И только после болезни для меня очень многое изменилось. Я осознал, почувствовал присутствие в нашей жизни духовной силы. Каждый раз перед сном молюсь и говорю очень важные, на мой взгляд, слова. Я прошу те силы, которые меня сохраняют, беречь всех моих близких и всех хороших людей, помогать им в жизни. У меня есть молитвенники. И есть особая молитва на сон грядущий, полученная от концертмейстера Важи Чачавы, который был глубоко верующим человеком. Но я молюсь своими словами.
— Правда, что ваше имя в переводе с персидского означает «божественный»?
— Так назвала меня мама, и я знал, в честь кого: моего дальнего родственника, очень симпатичного парня. А об этом переводе я узнал не так давно. Всё приходит в своё время.
Сад Верди и поляна в Сухуми
— Для вас много значит коллекция писем Джузеппе Верди. Как она у вас появилась?
— Коллекция — слишком громко сказано, всего три письма — две копии и один подлинник. И этот подлинник у меня дома на стене висит, под стеклом и в рамочке. Я его храню как самую ценную реликвию и очень им дорожу. Верди — мой любимый композитор. В моём репертуаре его очень много: «Набукко», «Трубадур», «Бал-маскарад», «Дон Карлос», «Аида», «Отелло»… Великие оперы! Однажды я выступал в Буссето, на родине Верди, и не взял гонорар. Тогда-то организаторы и подарили мне письма композитора.
— Известно, что все свои творения композитор создал в непосредственной близости от места, где родился. А какую роль в вашей жизни и творчестве сыграл ваш родной Сухуми?
— В получасе езды от Буссето находится вилла Сант-Агата — замечательное местечко, где Верди написал все свои великие оперы. Я много раз приезжал туда, бродил по роскошному саду, и у меня было ощущение, что сейчас Верди выйдет из-за поворота и мы будем разговаривать. А перед моим родным домом в Сухуми была поляна, которая тоже многое определила в моей жизни. Во время войны были вырыты окопы, там тренировались наши молодые солдаты перед отправкой на фронт. И было очень много площадок для игры в футбол. Мне кажется, вся сухумская молодёжь собиралась там гонять мяч. Мы не учились в спортивных школах, но многие великие спортсмены, такие как Никита Симонян, Автандил Гогоберидзе, Владимир Баркая, Владимир Маргания, с этой поляны. Однажды ко мне подошёл один тренер (мне было всего 13 лет) и сказал: «Будешь играть за сборную Абхазии». Так дворовый футбол помог стать профессиональным футболистом, а профессиональный футбол — артистом, поскольку спорт, подобно музыке, облагораживает человека.

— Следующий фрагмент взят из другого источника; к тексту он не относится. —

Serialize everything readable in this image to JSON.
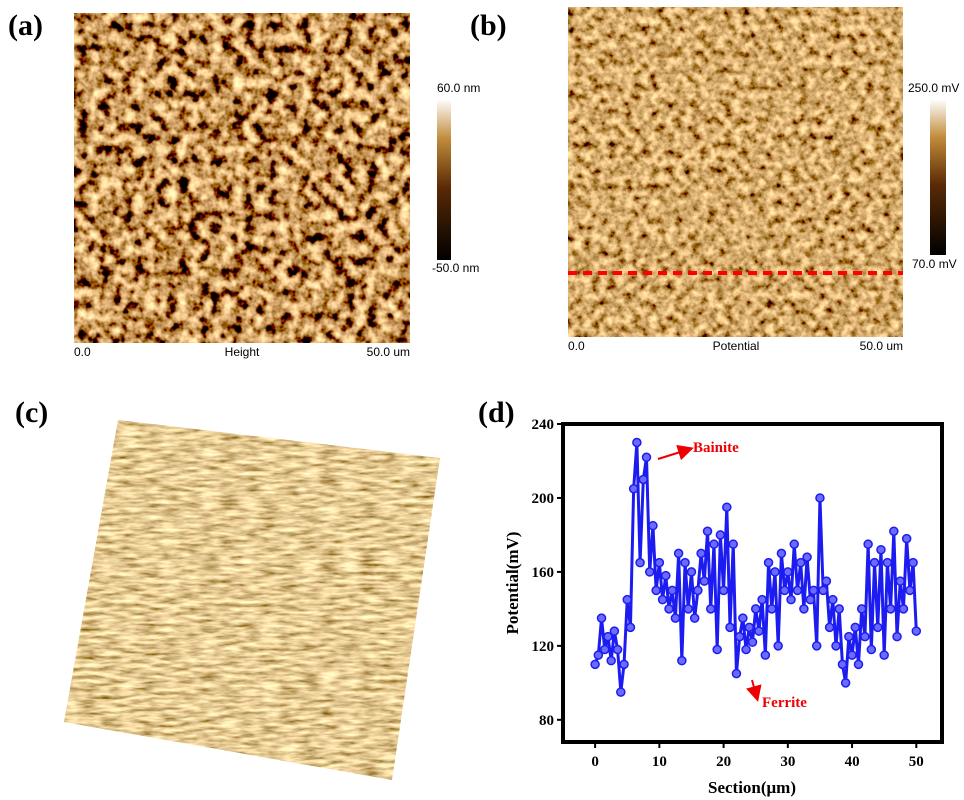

Дома больше нет — снесли, поляна стала большим парком, а я продолжаю гордиться тем, что был капитаном молодёжной сборной Грузии, когда она выиграла чемпионат Советского Союза.
Каждый день должен быть радостью
— Вы были вынуждены оставить футбол из-за травмы. А каким был ваш уход из Большого театра?
— Уход спровоцировала болезнь. Я перенёс одну операцию, другую. Это продолжалось два года. Потом случился инфаркт… и страшный диагноз. Уже прихрамывал на спектаклях, и некоторые думали, что эта хромота — составляющая роли. Решение об уходе принял сам. На прощание поцеловал великую сцену.
— Болезнь вызвала духовные перемены, вы стали иначе относиться к жизни?
— Да, именно во время болезни я понял, как надо жить и верить. Я и раньше старался делать так, чтобы окружающим хотелось быть рядом. После операции я понял, что каждый день должен приносить радость не только тебе, но и другим. Если встречный узнал тебя и поздоровался, улыбнись ему: обоим будет приятно.